Believes? Was he not?
“Until you decide to make him a Leader,” Thomas stated. “You would really risk that?”
“Yes.”
“And what if he turns on us? What if he steals the children away and disappears? What if he becomes some sort of moral god and does something as stupid as going to the police?”
“He won’t,” his father assured him.
“How do you know that, Garrett?” Mr. Alascer stated, his voice having shifted as well. “It’s quite a risk; one I highly suggest you stop taking.”
That was new. Mr. Alascer never agreed with Thomas.
“I’ve been given assurances. Now that’s enough, we must get back out there, or people might start to talk.”
No, they wouldn’t. The Leaders had meetings all the time, nobody would think anything about it, but I think they all knew Pastor Masters was done with the conversation. So, reluctantly, the others agreed, and we all shuffled out.
Pastor Masters must have believed in Azrael a lot to not have even a single doubt about him when everyone else did. Doubt wasn’t allowed in the church, yet they all voiced their concerns, grumbling in response. Allowing Azrael to take control of this part of the church’s business didn’t sit well with some of them.
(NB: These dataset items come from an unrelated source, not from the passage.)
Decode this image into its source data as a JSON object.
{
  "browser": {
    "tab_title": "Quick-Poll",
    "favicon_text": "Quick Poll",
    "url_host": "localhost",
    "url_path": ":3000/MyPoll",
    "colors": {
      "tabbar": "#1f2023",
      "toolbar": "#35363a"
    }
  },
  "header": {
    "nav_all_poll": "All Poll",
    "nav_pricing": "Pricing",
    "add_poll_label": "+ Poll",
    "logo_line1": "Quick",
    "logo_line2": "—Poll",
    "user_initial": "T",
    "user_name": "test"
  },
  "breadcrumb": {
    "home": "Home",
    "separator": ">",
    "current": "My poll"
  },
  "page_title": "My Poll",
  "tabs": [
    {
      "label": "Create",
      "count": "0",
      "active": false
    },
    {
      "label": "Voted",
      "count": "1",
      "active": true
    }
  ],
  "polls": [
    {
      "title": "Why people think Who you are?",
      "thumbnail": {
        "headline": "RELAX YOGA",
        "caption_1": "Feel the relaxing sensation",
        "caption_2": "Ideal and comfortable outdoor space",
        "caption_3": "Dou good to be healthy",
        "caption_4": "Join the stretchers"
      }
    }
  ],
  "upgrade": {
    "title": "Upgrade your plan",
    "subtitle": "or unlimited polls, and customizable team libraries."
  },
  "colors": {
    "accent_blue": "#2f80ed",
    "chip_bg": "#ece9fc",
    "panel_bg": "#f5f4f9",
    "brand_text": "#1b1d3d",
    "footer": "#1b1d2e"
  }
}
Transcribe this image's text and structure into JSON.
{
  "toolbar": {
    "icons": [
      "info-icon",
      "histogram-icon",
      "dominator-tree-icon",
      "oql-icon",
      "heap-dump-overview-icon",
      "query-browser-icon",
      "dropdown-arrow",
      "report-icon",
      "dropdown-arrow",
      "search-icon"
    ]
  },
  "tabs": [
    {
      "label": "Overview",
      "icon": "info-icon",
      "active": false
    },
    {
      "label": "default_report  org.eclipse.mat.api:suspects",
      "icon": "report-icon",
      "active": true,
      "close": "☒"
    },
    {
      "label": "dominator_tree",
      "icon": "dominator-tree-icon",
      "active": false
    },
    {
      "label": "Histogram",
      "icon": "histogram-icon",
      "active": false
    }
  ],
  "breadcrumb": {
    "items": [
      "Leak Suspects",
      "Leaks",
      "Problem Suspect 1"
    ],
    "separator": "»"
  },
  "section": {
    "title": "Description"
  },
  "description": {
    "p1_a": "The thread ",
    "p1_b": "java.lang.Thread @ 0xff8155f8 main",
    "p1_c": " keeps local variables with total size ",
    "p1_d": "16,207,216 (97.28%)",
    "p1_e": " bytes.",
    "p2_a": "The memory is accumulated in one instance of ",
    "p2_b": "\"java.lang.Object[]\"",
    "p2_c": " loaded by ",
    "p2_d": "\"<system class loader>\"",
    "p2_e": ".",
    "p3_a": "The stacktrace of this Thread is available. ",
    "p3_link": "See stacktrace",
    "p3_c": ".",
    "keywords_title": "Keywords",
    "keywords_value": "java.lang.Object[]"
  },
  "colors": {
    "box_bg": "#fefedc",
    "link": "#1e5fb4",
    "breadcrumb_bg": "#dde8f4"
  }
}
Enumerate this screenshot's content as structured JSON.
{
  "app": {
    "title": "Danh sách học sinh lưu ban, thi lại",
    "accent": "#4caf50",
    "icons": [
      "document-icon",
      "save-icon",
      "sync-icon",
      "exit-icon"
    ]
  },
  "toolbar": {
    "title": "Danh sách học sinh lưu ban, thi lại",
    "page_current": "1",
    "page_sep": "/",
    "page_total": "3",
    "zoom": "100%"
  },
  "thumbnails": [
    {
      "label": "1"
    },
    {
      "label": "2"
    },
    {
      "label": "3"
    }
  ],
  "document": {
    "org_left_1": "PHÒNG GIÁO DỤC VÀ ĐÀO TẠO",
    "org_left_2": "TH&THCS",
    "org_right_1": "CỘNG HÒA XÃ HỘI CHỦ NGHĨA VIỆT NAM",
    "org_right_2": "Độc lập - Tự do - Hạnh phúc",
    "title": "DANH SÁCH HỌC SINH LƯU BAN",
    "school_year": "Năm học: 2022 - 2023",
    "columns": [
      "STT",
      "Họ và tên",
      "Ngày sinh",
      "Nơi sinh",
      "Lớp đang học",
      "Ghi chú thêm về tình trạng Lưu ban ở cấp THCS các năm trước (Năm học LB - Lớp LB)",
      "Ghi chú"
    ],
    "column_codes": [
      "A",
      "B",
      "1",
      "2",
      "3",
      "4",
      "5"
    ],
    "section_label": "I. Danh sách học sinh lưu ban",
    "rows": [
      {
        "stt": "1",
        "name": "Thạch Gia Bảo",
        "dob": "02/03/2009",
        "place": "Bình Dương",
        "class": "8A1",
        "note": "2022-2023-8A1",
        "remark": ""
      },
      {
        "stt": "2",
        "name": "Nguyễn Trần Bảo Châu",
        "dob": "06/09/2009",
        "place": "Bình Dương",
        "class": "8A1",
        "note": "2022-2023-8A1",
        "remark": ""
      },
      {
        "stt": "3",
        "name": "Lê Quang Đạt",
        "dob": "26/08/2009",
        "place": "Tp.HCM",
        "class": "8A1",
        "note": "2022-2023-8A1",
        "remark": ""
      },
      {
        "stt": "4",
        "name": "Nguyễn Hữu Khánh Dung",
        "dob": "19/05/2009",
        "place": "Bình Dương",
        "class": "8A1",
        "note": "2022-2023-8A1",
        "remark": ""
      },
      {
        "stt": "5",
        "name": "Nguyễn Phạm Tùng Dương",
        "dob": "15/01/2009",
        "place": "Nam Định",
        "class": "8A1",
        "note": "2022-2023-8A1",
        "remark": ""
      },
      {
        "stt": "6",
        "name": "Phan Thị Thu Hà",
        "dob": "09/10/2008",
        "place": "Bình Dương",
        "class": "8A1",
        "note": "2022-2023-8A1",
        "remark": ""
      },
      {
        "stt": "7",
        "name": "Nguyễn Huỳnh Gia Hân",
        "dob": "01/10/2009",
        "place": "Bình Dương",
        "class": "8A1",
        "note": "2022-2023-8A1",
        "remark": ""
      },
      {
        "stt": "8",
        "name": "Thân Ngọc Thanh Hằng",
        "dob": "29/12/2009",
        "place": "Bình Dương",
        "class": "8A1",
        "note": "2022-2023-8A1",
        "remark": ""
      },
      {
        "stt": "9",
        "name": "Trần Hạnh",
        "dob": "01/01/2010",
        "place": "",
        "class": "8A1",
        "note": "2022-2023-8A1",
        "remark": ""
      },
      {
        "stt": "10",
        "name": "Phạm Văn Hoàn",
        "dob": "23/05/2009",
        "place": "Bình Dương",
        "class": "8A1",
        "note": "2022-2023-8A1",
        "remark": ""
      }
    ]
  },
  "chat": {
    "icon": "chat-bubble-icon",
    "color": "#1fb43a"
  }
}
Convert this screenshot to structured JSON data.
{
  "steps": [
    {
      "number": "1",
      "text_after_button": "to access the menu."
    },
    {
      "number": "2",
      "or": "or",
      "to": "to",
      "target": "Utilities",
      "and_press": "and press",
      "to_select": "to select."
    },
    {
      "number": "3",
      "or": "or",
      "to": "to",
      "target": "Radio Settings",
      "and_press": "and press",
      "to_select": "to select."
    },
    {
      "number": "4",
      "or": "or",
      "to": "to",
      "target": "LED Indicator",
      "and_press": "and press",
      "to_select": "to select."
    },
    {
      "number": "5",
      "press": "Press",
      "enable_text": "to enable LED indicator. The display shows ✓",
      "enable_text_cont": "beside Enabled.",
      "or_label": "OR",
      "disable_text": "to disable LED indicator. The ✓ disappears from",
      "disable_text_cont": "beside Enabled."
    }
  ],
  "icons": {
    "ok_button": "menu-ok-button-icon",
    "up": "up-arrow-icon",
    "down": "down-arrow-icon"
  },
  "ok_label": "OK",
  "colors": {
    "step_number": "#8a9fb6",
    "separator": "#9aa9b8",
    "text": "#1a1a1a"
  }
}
We mingled through the crowd, Thomas speaking a word here and there to mourners of the church. Apparently, Mr. Louis had been loved by all.
All I knew him as was a toucher. He liked to squeeze me. Pinch my thigh and my butt. I was glad he was dead. I didn’t like theway his scratchy, dry fingers felt against my skin, but was Mr. Bastrom that much better?
No, he wasn’t. Even as a Pillar, the rules were only suggestions to him. He liked to push.
Things were shifting in the inner workings of the church, it felt like. From years and years of testing, to almost no time at all. From silent testing to openly discussing it with people like Azrael. From accepting them into being a Leader to some sort of initiation.
It all seemed…it felt like how I felt when I broke the rules. Like a knot in my gut. Like I was waiting for the pain to hit. That’s what it felt like in that room. It felt like they were doing what they could to fix something before it broke.